SBF, como Carnegie antes que él o el propio concepto de las criptomonedas en su tiempo, no son más que las pruebas fehacientes de lo peligroso que resulta tratar de mejorar un sistema sin tocar las causas mismas de su mal funcionamiento: la avaricia como motor económico y el incentivo del beneficio como fin en sí mismo del proceso.
Como dijera Balzac, detrás de toda gran fortuna hay un gran crimen, uno olvidado y efectuado con limpieza; la ley no castiga a los ladrones sino cuando roban mal. El rico siempre encontrará una forma de deberse a su riqueza hasta el punto de ser su esclavo, pues ésta siempre le parecerá poca.
El capital es, como dijo Marx, la propiedad definitiva, aquella que en cantidad suficiente permite apropiarse de cualquier otra cosa. Pero nunca es suficiente, y para justificar su acumulación se acaban por pergeñar las más sofisticadas filosofías. Sistemas de pensamiento que terminan por ignorar deliberadamente lo evidente: que ante problemas sistémicos solo cabe presentar soluciones sistémicas, que garanticen la distribución de la riqueza desde su mismísima generación, sin esperar a que acabe en manos de una élite que tenga a bien repartirla luego. Eso nunca sucede, o si sucede es por una causa de fuerza mayor, no por humanidad o la bondad de sus corazones. Al final, el mero hecho de que unos pocos puedan concentrar tanto es un problema en sí mismo, uno que los implicados no tienen incentivo ninguno en solucionar y sí el poder suficiente para perpetuar ad eternum.

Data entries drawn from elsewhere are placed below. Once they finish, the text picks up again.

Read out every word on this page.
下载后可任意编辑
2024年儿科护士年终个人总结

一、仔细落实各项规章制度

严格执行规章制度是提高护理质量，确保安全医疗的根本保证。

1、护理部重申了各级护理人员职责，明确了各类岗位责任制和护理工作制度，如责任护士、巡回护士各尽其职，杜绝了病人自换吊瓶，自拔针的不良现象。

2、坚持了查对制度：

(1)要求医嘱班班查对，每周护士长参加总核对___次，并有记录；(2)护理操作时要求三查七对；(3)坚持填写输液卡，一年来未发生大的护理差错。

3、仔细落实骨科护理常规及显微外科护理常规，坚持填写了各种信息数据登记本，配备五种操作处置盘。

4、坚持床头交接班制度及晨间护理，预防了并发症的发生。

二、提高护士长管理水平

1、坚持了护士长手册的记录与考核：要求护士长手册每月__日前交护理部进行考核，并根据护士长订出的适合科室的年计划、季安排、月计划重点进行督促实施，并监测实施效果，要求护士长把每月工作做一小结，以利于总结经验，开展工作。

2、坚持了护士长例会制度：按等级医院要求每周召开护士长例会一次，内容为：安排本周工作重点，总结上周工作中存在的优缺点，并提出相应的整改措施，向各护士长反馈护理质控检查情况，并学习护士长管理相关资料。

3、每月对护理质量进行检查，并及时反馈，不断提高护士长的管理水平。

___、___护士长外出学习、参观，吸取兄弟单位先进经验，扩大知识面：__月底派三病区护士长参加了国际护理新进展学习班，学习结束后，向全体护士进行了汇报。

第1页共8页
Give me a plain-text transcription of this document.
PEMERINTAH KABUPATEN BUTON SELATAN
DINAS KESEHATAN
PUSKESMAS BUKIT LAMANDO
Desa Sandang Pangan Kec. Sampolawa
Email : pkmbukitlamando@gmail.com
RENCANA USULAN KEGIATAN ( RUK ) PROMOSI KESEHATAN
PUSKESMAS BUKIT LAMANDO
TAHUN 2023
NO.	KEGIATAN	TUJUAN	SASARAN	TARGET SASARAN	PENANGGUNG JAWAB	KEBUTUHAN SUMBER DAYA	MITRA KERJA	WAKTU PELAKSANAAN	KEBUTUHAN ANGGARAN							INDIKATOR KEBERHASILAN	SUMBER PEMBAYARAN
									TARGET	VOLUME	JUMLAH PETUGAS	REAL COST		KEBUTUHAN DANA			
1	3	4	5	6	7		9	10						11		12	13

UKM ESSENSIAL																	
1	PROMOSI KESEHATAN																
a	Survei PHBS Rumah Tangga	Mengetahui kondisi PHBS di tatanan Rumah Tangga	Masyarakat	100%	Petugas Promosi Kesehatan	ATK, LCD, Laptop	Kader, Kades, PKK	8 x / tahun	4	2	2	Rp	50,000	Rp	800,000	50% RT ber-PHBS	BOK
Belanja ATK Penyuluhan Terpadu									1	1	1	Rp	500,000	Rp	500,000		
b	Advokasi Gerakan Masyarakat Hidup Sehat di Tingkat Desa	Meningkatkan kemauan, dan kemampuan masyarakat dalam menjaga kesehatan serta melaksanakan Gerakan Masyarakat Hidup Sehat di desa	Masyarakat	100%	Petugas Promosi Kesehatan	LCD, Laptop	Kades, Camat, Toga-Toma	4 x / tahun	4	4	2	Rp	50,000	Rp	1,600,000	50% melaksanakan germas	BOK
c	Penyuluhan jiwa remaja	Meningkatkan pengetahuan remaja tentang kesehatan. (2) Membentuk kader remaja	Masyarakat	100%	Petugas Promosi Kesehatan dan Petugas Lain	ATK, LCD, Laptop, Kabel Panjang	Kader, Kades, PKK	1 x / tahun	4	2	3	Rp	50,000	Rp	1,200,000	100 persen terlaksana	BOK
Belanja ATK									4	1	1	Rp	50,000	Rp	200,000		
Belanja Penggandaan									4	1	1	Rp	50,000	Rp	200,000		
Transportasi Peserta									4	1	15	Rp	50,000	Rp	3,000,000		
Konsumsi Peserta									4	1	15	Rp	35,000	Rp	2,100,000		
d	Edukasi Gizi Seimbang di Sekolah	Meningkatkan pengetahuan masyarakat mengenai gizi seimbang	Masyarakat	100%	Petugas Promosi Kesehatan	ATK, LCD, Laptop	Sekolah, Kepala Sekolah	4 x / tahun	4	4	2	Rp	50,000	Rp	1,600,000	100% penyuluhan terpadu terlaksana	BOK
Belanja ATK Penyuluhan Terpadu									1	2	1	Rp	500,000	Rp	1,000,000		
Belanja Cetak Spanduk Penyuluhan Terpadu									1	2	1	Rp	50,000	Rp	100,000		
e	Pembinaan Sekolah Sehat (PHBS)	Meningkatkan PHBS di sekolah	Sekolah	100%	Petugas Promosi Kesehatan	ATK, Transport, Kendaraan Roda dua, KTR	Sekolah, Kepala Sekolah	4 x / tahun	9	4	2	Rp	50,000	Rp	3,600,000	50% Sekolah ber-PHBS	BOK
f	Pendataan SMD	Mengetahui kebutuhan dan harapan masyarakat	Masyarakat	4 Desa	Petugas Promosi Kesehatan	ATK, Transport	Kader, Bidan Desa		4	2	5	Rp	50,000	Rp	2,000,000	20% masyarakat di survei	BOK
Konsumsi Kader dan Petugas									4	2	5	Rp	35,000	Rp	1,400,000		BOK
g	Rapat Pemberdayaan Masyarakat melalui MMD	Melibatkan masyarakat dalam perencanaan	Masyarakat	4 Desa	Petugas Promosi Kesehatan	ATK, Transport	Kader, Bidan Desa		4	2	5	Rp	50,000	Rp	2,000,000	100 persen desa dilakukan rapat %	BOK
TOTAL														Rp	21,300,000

Permítanme, para cerrar, una cita cinéfila. En El tercer hombre, la película de Carol Reed de 1949, el personaje de Harry Lime, interpretado por Orson Welles, tiene un pequeño discurso muy revelador. Lime se ha estado enriqueciendo en la Viena de finales de la II Guerra Mundial, interviniendo el mercado de la penicilina: acapara los viales de la medicina, que vende a precio de oro, además de diluirlos y hacerlos así inefectivos y hasta peligrosos. En lo alto de una noria, se dirige a su amigo Holly Martins (Joseph Cotten), que está tratando de que abandone un negocio tan inmoral, y le dice: “¿Víctimas? No seas melodramático. Mira allí abajo: ¿sentirías compasión por alguno de esos puntitos negros si dejara de moverse? Si te ofreciera 20.000 dólares por cada puntito que se parara, ¿me dirías que me guardase mi dinero, o empezarías a calcular los puntitos que serías capaz de parar? Y libre de impuestos, amigo, libre de impuestos. Hoy es la única manera de ganar dinero.”
Esos puntitos eran personas. Huelga decir más.